PHILADELPHIA (CBS) – The Philadelphia Police Department has announced new policies for officers when interacting with a transgender or non-binary individual. The policy applies to all police interactions, whether as suspects, arrestees, victims or witnesses.
The police department teamed up with the office of LGBT Affairs and members of the city’s LGBTQ+ community to come up with the new guidance.
“It reflects the Department’s commitment to safeguard people’s constitutional rights and to treat all people with courtesy and dignity,” the police department said in a statement. “The directive offers a clear guide for unbiased day-to-day interactions with transgender and non-binary people, as well as individuals who are being detained or transported. The directive also includes terminology definitions that offer language usage clarity to support respectful interactions.

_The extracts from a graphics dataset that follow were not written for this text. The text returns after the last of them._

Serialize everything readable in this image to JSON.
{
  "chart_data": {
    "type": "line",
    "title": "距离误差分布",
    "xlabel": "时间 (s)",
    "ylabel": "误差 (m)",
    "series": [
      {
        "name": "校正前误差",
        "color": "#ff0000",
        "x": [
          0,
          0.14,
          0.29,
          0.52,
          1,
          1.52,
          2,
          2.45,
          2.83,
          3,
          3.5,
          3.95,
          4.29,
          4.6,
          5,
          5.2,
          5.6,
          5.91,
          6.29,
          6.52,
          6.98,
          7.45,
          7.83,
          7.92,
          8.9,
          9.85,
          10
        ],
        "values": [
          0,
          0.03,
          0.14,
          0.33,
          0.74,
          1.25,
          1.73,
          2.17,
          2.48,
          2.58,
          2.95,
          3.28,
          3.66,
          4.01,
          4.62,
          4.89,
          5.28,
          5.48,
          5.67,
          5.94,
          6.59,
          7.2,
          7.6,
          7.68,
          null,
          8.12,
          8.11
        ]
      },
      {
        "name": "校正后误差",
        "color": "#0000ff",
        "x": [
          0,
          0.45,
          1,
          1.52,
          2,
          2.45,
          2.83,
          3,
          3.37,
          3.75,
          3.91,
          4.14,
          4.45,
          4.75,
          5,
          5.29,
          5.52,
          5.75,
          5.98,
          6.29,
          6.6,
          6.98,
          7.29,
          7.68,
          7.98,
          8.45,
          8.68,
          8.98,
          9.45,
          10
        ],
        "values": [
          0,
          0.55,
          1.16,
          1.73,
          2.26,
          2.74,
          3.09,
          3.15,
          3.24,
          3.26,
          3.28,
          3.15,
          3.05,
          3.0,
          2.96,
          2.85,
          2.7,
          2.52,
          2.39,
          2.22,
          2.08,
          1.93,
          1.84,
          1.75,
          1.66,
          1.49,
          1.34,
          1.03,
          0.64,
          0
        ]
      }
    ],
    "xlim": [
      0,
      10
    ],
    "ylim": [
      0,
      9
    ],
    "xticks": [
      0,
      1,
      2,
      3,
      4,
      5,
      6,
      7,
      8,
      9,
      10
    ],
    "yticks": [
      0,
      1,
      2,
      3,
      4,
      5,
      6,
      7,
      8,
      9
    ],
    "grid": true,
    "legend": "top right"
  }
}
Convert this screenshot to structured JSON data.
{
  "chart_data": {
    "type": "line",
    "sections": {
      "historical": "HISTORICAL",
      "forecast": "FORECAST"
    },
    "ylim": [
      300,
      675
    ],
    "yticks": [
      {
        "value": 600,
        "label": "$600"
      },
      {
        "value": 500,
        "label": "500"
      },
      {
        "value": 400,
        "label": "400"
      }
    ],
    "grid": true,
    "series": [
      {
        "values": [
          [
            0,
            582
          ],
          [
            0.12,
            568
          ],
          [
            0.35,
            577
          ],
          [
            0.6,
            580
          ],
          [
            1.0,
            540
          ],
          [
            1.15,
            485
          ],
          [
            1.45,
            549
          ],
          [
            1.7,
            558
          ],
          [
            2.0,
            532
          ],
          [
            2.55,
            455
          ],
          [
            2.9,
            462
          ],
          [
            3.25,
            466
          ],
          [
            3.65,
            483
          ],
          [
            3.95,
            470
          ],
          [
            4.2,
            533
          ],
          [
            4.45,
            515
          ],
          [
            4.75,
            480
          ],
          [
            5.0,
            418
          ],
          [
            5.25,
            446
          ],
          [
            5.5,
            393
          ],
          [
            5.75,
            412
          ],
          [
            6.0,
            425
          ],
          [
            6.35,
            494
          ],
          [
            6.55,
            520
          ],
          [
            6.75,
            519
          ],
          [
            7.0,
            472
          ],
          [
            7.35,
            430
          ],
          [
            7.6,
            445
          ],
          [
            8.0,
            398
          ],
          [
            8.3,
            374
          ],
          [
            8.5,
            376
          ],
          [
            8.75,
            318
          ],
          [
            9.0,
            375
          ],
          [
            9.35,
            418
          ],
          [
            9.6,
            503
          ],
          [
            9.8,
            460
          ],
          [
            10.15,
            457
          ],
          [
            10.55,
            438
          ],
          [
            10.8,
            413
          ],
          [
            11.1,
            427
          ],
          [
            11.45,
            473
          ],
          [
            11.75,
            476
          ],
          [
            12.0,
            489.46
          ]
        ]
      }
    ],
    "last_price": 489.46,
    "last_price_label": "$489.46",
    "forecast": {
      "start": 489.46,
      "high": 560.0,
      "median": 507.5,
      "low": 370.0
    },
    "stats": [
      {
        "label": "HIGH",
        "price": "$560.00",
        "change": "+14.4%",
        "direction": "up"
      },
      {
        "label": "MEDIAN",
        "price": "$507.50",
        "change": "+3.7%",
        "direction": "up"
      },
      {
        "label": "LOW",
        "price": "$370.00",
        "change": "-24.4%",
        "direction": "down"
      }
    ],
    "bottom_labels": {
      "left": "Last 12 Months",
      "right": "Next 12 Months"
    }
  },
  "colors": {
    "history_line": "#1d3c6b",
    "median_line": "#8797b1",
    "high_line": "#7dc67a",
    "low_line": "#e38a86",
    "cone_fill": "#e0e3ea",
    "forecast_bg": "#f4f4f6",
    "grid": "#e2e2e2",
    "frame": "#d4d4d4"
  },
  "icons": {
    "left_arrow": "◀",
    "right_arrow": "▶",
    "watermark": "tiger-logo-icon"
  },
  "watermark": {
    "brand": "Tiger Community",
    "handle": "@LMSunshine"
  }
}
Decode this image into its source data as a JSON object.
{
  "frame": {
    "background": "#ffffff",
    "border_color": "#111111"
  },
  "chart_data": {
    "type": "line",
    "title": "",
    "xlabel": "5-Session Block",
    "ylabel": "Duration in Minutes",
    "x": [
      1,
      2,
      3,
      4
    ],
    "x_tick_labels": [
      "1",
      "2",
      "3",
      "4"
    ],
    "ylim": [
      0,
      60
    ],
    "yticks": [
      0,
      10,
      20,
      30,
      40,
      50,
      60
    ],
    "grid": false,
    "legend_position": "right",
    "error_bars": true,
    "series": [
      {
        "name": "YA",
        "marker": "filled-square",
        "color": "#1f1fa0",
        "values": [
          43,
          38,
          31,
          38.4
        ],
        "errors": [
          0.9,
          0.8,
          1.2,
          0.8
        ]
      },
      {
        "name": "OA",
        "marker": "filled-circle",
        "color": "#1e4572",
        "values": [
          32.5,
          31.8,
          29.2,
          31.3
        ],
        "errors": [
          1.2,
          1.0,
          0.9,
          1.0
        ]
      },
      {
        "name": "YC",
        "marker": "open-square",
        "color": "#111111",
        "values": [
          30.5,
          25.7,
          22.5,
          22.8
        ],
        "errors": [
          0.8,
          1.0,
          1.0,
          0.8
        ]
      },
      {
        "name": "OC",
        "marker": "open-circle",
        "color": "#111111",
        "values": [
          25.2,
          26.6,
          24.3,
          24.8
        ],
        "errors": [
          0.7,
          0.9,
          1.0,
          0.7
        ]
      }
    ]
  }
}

Under “Directive 4.15” officers will:
- Be required to record a person’s chosen name on paperwork, in addition to legal name (if different).
- Use a person’s chosen name and pronouns when interacting with transgender people, regardless of what may be listed on their ID.
- Use a person’s chosen name and pronouns when speaking to the media about transgender people.
- Transport transgender people who are in custody to the nearest medical facility to address immediate medical needs, including hormone therapy.
- When possible, transport and house transgender people who are in custody separately from other incarcerated people.
- Ensure transgender people have the opportunity to express a preference for the gender of the officer who searches them, and honor that preference unless doing so would compromise the safety of others.
Nationwide, transgender people experience higher rates of mistreatment, abuse, and violence at the hands of law enforcement. Police say the new policy aims to provide clear instructions to personnel in order to prevent such incidents in Philadelphia.
“For too long, our transgender and non-binary siblings have faced humiliating, hurtful treatment during their interactions with law enforcement,” said Amber Hikes, executive director of the Office of LGBT Affairs. “This issue is not unique to Philadelphia, but I am proud that our city was among the first to address it head on—and with leadership from members of the trans, non-binary, and gender non-conforming community. Throughout this process, I have seen members of our transgender community lead these essential conversations and direct City government on major policy changes. As we close out Pride Month—a celebration made possible because of the early activism of trans people—I am overjoyed that we are able to publicly roll out this policy to ensure protections for our trans and non-binary community.”
The new Philadelphia Police Department policy went into effect in March 2019.